Researchers used small particles called extracellular vesicles to deliver a form of apelin directly to damaged blood vessels in the lungs, which helped reverse the damage and improve heart function in animal models of pulmonary arterial hypertension (PAH), according to a study.
Apelin, a peptide that plays a role in restoring cardiovascular function, was bound by researchers to a stretch of protein building blocks called CAR to guide it to damaged blood vessels. CAR targets heparan sulfate, a sugar molecule found in high amounts on the surface of endothelial cells lining blood vessels affected by PAH.
“Our findings establish CAR-Apelin [extracellular vesicles] as a transformative therapeutic strategy, providing a targeted and effective approach to meet critical unmet needs in PAH treatment,” wrote a team led by researchers in South Korea.
These findings are described in the study “Targeted delivery of apelin using a novel extracellular vesicle platform for pulmonary arterial hypertension treatment,” which was published in the journal Biomaterials.
PAH-targeted delivery shows promise
In PAH, the pulmonary arteries that take blood from the right side of the heart to the lungs narrow, increasing blood pressure. This makes it hard for the right side of the heart to pump enough blood through to the lungs, leading to symptoms such as shortness of breath. Left untreated, it can lead to heart failure.
One potential treatment involves apelin peptides, short chains of protein building blocks called amino acids that maintain healthy blood vessels and block the proliferation, or multiplication, of smooth muscle cells that narrow pulmonary blood vessels. However, using apelin as a medication has proven difficult because it shows poor selectivity for lung blood vessels.

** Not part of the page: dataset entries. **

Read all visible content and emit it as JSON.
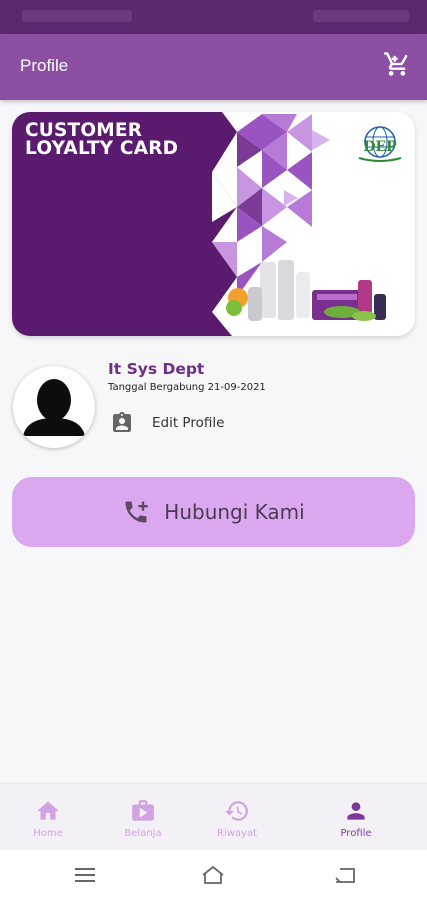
{
  "app_bar": {
    "title": "Profile",
    "cart_icon": "shopping-cart-icon"
  },
  "loyalty_card": {
    "title_line1": "CUSTOMER",
    "title_line2": "LOYALTY CARD",
    "logo_text": "DEP",
    "colors": {
      "primary": "#5a1a6e",
      "accent": "#9a54c2",
      "light": "#c896e0"
    }
  },
  "profile": {
    "name": "It Sys Dept",
    "joined": "Tanggal Bergabung 21-09-2021",
    "edit_label": "Edit Profile"
  },
  "contact_button": {
    "label": "Hubungi Kami",
    "color": "#dba8f0"
  },
  "bottom_nav": {
    "items": [
      {
        "label": "Home",
        "icon": "home-icon",
        "active": false
      },
      {
        "label": "Belanja",
        "icon": "shopping-bag-icon",
        "active": false
      },
      {
        "label": "Riwayat",
        "icon": "history-icon",
        "active": false
      },
      {
        "label": "Profile",
        "icon": "person-icon",
        "active": true
      }
    ]
  },
  "system_nav": {
    "icons": [
      "menu-icon",
      "home-outline-icon",
      "back-icon"
    ]
  },
  "colors": {
    "app_bar": "#8c4fa4",
    "status_bar": "#5b2a6e",
    "active_nav": "#7b3a95",
    "inactive_nav": "#d1a3e3"
  }
}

To get around limitations, the researchers developed a delivery system using extracellular vesicles, naturally occurring particles that cells release to send molecules to each other. These extracellular vesicles were engineered to carry apelin-13, the most biologically active isoform of apelin, according to the scientists, directly to damaged blood vessels in the lungs, where it is needed most.

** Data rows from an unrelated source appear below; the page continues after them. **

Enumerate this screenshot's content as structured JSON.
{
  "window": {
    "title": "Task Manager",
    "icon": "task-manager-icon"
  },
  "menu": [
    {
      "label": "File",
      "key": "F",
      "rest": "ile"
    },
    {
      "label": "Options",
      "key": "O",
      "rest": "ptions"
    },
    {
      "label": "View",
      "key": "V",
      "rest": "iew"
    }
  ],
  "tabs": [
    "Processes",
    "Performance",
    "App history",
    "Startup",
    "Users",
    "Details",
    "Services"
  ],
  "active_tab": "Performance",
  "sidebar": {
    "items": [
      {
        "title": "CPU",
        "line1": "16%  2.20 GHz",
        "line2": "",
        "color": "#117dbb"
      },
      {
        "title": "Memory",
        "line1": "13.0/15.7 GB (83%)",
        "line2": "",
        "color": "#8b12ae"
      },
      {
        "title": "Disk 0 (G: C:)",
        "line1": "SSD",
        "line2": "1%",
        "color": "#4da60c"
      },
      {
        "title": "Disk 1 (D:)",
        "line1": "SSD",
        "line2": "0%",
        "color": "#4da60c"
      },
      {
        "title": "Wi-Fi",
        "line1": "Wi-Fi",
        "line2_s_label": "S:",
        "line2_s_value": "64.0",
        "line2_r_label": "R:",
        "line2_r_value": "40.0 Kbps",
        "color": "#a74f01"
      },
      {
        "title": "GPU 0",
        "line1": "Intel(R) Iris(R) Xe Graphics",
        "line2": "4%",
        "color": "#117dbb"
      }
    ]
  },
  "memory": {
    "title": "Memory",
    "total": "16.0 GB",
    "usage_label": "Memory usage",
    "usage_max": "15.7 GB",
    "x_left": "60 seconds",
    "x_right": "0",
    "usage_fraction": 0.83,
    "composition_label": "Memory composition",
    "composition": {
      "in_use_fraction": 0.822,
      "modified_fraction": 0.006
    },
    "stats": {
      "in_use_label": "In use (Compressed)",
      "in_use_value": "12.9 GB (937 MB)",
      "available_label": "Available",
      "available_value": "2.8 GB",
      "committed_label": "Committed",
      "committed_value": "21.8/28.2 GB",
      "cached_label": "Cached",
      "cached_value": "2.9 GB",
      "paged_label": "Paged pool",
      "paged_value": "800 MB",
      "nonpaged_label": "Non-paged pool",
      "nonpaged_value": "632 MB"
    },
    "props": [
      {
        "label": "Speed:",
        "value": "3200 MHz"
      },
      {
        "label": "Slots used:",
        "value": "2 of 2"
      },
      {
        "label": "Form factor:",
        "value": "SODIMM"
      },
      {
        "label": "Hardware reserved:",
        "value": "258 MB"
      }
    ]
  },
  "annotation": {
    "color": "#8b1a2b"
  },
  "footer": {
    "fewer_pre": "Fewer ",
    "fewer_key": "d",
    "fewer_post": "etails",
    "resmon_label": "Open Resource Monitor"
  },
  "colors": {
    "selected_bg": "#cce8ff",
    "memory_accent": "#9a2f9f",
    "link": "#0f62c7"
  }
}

To do this, they used a protein called IFITM3 to position the apelin on the surface of the extracellular vesicles in a way that kept it active and able to interact properly with its receptor protein. They also bound it to CAR to ensure that the extracellular vesicles delivered apelin precisely to damaged blood vessels.
When injected directly into the bloodstream of rats mimicking symptoms of PAH, CAR-Apelin extracellular vesicles achieved superior accumulation in PAH-affected lung tissues relative to control extracellular vesicles, “highlighting their promise for enhanced PAH-targeted delivery,” the researchers wrote.
Form of Apelin helps reduce heart enlargement, scarring in rat models
In this rat model of PAH, CAR-Apelin extracellular vesicles significantly reduced heart enlargement and scarring compared with a control apelin peptide. They also helped clear blocked blood vessels in the lungs, reducing the amount of blockage to about two-thirds of what was observed without treatment.
CAR-Apelin extracellular vesicles improved blood flow through the lungs, as shown by heart ultrasound readings, and also reduced strain on the right side of the heart, while improving heart structure and function. These results outperformed what was seen in both untreated rats and those given the control apelin peptide.
Collectively, these results demonstrate that CAR-Apelin [extracellular vesicles] significantly improve both cardiac and pulmonary function across distinct PAH models, underscoring their broad therapeutic potential for PAH.
To confirm these benefits in another model of PAH, the researchers used mice with a more severe form of the disease. Unlike control extracellular vesicles, CAR-Apelin extracellular vesicles reduced blood pressure in the lungs to normal levels.
“Collectively, these results demonstrate that CAR-Apelin [extracellular vesicles] significantly improve both cardiac and pulmonary function across distinct PAH models, underscoring their broad therapeutic potential for PAH,” the researchers concluded.